Aimee Mann's newest album, The Forgotten Arm, is a brilliantly written concept album that follows the journey of a boxer with a drug-problem, and his small-town girlfriend through the life of their relationship. The songs from this album were showcased last Saturday at The Pier. Mann, clad in faded blue jeans and a yellow tank top (success has never gone to her head), narrated the story at the beginning of her show with the first three songs. "So they pack up their troubles in an old Cadillac&so wake me up at the border, when we get to Mexico, I'll tell you a secret, I don't even know," she begins the sad story with.

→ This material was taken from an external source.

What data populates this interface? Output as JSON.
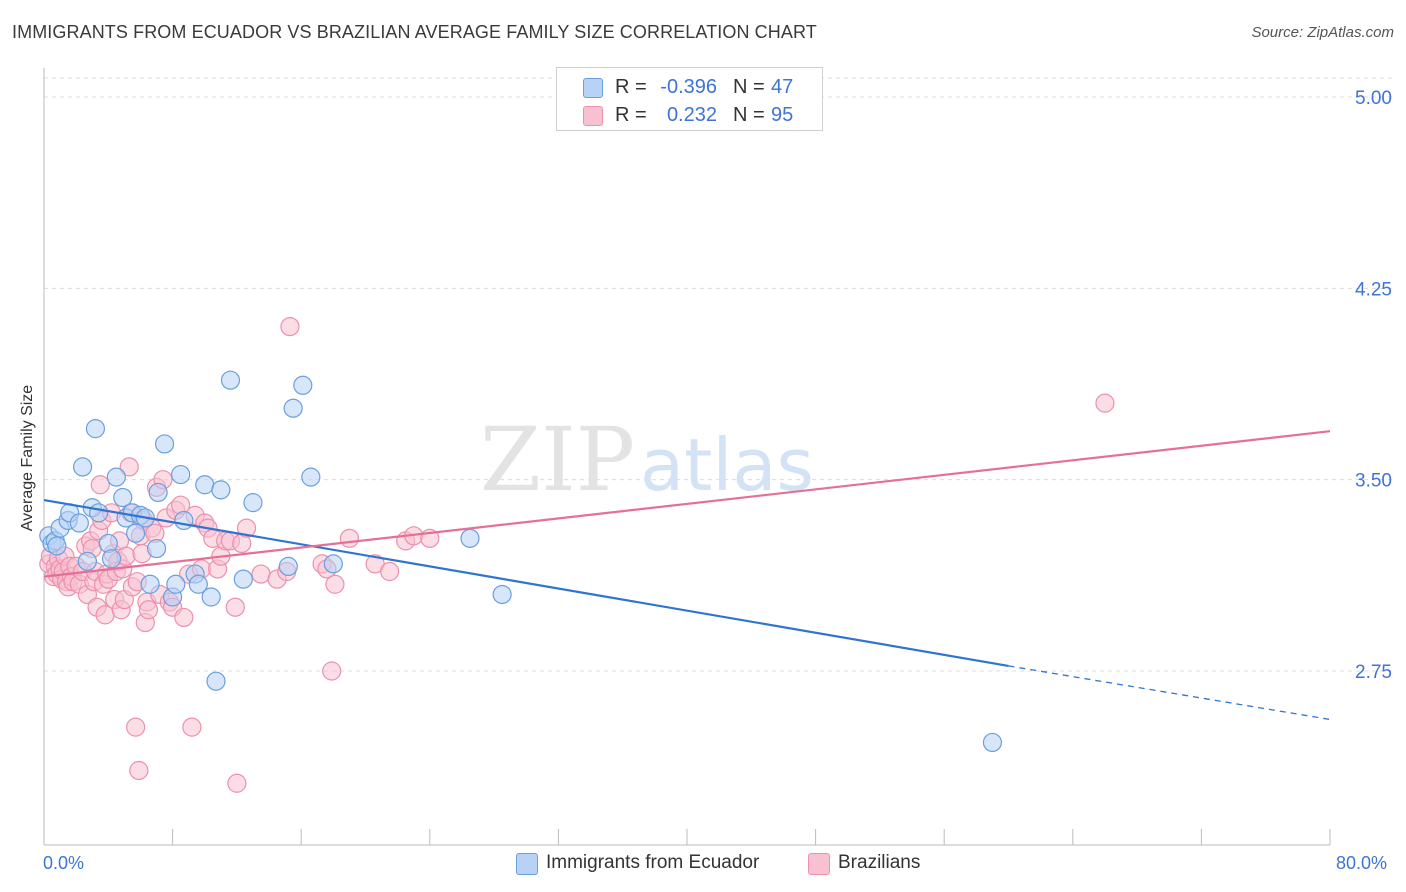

Near the middle Mann played a small block of songs from her back catalog. "Wise Up" and "Driving Sideways" are quintessential Mann songs, filled with melancholy lyrics and simple, quiet arrangements to showcase them. "Prepare a list of what you need - Before you sign away the deed - Because it's not going to stop, 'till you wise up."

I had last seen Mann perform at the Zoo, and it was excellent to see her in a less "family-oriented" venue. Instead of children running around, the audience was very energetic, and standing to the sides of the seated area. Almost halfway through the show they gave in and walked en-masse to the front of the stage. I'm sure the people in the front row found this a little frustrating, but it brought the energy up ten-fold. In fact, even Mann looked surprised and pleased at the excitement to get closer to the stage. Much to her biggest fans surprise she performed her cover of the Harry Nilsson classic, "One," that night. It's very rare that she does this song anymore so it was a great treat for us to hear it.

Eventually Mann came back to the narrative she had begun the show with. By the end of the relationship the couple had split, realizing that what they got themselves into wasn't what they envisioned at the beginning of their love affair. "I Can't Help You Anymore" closed the show with Mann at the keyboards. Her lyrics offer what many of us have felt when our heart breaks, "Cause baby look what I've done, the ruins just go on and on, I've got to let it go now or it will drag me under."

As usual Mann offered up a generous amount of encore songs, even taking requests from her "more than willing to offer" audience. "Sugarcoated" from her mid-90's I'm With Stupid was of course in the mix with its guitar heavy chorus, "Now I have given you rope, you should be hanging for days, but you keep spinning it out." "Deathly" was, for me, the song I waited for. "Now that I've met you, Would you object to, Never seeing each other again? 'Cause I Can't afford to, Climb aboard you, No one's got that much ego to spend." Her lyrics can beautifully represent not only the sadness we feel in human relationships, but also the guilt that comes from self-sabotage, something that very few lyricists can do so eloquently. I still think most of her fans would agree with me that to see her in a more intimate club setting, or at the very least in a theatre would be preferable. She did offer up a great summer show though, bringing the sometimes-stuffy Pier crowd to its feet. The talent and lasting power that Mann has created for herself over the last 20 years in the music business cannot be denied. She will always be welcomed back to Seattle with open arms.